Se o Han Solo de Alden Ehrenreich é um bad boy em estágio embrionário, já rebelde mas ainda esperançoso, o anti-herói vivido por Ryan Reynolds em Deadpool 2 (leia a resenha), em cartaz no país, é o bad boy formado e diplomado. O ex-mercenário Deadpool esculacha todos e fala sem parar, com um coloridíssimo repertório de palavrões. Também ele, porém, sofre. Em seu primeiro filme, sumia da vida da prostituta Vanessa (Morena Baccarin) para não impor à sua grande paixão o fardo de um câncer terminal. Deadpool é uma decepção para si mesmo: na hora H, a despeito de suas convicções (ou falta delas), ele faz a coisa certa, toma a atitude justa e manifesta o sentimento mais nobre — atitude que, em Deadpool 2, lhe custará dores de cabeça e em todas as outras partes do corpo.

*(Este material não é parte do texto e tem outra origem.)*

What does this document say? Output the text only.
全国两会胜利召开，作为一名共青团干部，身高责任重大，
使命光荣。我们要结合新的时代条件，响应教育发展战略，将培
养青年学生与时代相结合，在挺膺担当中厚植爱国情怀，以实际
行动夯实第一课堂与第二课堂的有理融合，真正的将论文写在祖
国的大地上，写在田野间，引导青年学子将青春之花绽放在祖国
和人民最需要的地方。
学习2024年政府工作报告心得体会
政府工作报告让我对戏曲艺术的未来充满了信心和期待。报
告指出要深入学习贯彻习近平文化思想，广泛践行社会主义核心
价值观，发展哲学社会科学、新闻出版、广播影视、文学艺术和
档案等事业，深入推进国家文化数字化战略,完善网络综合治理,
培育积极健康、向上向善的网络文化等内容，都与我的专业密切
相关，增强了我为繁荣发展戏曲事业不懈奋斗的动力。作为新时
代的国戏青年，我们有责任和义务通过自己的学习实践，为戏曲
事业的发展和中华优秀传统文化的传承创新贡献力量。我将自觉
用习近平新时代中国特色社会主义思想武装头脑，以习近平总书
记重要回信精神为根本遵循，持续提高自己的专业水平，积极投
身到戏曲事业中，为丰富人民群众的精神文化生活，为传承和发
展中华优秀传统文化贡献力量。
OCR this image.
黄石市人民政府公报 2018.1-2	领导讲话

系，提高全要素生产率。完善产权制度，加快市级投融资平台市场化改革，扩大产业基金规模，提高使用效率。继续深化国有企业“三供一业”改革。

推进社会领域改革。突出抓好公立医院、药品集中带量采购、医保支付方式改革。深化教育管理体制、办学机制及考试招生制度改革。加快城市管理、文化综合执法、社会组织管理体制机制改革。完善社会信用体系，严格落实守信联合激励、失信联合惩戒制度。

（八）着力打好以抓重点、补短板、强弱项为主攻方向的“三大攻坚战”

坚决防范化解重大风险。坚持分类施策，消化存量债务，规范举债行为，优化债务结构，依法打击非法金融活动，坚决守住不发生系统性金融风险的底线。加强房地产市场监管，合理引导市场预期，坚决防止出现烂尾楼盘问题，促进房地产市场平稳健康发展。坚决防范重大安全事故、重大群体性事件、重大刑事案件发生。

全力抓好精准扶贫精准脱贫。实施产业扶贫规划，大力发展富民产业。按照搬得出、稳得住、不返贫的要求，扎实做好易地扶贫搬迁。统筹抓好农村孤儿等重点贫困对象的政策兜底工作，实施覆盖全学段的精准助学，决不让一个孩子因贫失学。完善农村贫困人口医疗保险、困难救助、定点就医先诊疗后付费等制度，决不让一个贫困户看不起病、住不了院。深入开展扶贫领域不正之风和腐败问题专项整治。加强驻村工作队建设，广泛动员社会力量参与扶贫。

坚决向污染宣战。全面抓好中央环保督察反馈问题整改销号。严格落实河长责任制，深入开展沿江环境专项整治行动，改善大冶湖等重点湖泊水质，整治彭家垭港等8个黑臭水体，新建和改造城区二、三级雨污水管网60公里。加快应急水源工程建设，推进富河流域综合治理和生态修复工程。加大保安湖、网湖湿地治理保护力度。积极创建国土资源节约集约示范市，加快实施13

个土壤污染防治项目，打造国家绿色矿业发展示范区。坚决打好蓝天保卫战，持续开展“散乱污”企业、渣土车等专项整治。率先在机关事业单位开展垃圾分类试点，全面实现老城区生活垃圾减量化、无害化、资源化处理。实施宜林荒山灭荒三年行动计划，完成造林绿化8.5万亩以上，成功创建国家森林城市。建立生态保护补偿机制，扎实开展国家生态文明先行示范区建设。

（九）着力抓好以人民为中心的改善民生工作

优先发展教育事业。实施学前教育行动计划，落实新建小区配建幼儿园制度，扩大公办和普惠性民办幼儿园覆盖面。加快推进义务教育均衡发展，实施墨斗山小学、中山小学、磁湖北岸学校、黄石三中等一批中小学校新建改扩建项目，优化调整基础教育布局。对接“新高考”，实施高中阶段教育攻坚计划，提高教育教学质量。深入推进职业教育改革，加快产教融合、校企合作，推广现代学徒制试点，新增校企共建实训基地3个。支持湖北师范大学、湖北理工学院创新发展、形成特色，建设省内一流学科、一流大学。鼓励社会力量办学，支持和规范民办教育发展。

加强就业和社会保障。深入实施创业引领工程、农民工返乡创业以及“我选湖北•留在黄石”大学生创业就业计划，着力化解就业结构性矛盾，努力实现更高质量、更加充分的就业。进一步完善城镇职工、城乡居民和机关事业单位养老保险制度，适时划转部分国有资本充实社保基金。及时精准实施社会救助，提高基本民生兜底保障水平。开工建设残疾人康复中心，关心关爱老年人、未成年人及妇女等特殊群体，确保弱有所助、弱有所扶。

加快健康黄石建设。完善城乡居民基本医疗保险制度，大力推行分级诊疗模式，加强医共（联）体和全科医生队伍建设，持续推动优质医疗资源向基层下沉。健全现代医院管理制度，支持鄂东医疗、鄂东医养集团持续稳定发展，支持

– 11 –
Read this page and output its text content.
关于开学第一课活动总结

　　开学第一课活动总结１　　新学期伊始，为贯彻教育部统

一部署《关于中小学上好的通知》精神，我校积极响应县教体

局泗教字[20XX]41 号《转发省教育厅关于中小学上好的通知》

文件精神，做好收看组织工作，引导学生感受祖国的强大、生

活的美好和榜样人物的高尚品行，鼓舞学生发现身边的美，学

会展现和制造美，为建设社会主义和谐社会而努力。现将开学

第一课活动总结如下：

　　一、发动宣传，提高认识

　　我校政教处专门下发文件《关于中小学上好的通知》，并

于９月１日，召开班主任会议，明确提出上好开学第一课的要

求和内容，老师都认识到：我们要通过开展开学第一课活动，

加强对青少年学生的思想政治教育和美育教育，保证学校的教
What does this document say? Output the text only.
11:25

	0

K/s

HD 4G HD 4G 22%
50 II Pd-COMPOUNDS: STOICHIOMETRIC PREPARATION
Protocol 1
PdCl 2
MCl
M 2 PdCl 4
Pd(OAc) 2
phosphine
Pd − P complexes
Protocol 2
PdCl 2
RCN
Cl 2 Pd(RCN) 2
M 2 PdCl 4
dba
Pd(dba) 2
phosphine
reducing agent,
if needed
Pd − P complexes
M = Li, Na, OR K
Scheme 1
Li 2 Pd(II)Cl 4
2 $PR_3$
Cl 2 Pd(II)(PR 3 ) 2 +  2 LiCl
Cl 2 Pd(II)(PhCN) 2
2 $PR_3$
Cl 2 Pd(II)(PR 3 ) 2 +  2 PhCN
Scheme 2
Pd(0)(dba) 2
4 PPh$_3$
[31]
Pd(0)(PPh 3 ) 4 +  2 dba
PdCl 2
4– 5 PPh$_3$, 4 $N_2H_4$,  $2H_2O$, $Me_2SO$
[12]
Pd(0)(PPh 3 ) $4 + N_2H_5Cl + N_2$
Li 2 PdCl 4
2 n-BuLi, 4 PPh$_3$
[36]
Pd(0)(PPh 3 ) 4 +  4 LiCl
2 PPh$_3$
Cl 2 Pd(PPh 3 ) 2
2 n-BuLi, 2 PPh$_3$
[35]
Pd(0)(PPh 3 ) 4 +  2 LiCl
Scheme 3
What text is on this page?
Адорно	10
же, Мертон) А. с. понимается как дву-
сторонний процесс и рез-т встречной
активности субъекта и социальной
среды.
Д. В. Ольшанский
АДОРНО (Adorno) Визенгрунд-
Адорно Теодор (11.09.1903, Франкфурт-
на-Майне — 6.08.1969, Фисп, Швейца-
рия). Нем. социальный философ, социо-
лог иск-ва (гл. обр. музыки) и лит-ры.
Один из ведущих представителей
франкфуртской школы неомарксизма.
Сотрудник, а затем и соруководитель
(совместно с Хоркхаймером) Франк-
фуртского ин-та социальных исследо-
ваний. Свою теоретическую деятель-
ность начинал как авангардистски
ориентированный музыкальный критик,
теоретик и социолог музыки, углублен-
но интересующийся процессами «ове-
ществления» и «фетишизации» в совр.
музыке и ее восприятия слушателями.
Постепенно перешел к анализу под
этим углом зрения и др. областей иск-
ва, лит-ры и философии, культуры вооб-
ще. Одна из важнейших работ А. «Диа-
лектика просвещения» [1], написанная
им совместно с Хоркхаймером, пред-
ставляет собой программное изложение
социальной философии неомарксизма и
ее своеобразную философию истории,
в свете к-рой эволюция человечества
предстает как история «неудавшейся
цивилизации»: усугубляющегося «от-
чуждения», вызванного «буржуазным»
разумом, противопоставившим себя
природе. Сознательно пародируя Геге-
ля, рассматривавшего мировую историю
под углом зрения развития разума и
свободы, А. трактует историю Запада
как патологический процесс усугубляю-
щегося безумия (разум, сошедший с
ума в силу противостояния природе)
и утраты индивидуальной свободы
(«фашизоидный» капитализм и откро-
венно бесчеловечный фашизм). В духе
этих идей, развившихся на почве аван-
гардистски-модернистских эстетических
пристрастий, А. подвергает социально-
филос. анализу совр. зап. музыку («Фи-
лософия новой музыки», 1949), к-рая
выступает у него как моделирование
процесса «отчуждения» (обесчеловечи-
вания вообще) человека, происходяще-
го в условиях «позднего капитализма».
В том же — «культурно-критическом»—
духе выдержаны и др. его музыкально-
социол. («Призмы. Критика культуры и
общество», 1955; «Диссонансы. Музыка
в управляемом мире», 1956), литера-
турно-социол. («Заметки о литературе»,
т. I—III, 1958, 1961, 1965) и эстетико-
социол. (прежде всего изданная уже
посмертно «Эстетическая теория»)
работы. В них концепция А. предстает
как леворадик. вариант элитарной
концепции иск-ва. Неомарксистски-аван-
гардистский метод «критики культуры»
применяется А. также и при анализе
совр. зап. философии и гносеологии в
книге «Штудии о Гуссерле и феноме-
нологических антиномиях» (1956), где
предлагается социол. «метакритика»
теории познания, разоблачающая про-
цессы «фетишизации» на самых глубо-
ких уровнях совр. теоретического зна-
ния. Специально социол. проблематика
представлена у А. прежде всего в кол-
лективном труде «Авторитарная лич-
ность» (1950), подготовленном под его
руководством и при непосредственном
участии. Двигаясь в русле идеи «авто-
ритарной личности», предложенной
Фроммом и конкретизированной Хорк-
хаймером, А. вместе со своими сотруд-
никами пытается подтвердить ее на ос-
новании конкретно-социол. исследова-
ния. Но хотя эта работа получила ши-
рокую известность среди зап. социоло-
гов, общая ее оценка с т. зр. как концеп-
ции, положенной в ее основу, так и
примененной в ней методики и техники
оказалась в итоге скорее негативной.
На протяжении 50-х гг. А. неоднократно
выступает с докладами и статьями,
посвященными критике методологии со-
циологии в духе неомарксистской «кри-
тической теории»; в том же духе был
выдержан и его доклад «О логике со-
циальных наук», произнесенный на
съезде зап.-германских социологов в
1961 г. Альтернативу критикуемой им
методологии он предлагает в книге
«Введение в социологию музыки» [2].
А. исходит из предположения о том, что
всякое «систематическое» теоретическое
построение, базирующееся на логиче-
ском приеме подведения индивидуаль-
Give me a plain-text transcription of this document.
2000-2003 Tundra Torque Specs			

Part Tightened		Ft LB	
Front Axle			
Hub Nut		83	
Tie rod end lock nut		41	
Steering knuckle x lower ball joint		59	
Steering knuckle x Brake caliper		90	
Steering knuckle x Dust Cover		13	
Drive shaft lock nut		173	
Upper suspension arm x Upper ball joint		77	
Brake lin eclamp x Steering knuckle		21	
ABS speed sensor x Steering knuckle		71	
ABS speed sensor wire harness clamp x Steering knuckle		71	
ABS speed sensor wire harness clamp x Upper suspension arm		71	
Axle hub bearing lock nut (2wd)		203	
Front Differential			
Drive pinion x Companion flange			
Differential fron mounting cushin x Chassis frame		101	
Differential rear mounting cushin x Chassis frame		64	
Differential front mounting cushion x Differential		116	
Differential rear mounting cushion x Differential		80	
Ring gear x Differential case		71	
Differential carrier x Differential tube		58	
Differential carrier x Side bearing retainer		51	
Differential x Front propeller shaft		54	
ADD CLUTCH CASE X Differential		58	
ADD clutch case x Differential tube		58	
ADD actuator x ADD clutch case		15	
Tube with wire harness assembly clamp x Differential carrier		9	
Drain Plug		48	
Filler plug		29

Como o oportunista descrente Rick Blaine vivido por Humphrey Bogart em Casablanca, ou como o presidiário encrenqueiro Luke interpretado por Paul Newman em Rebeldia Indomável — a lista vai longe —, Han Solo e Deadpool seduzem pelo inconformismo. Mas cativam, afinal, pela pureza: se eles se resguardam de todo sentimento, não é porque são duros e indiferentes; é porque sentem demais.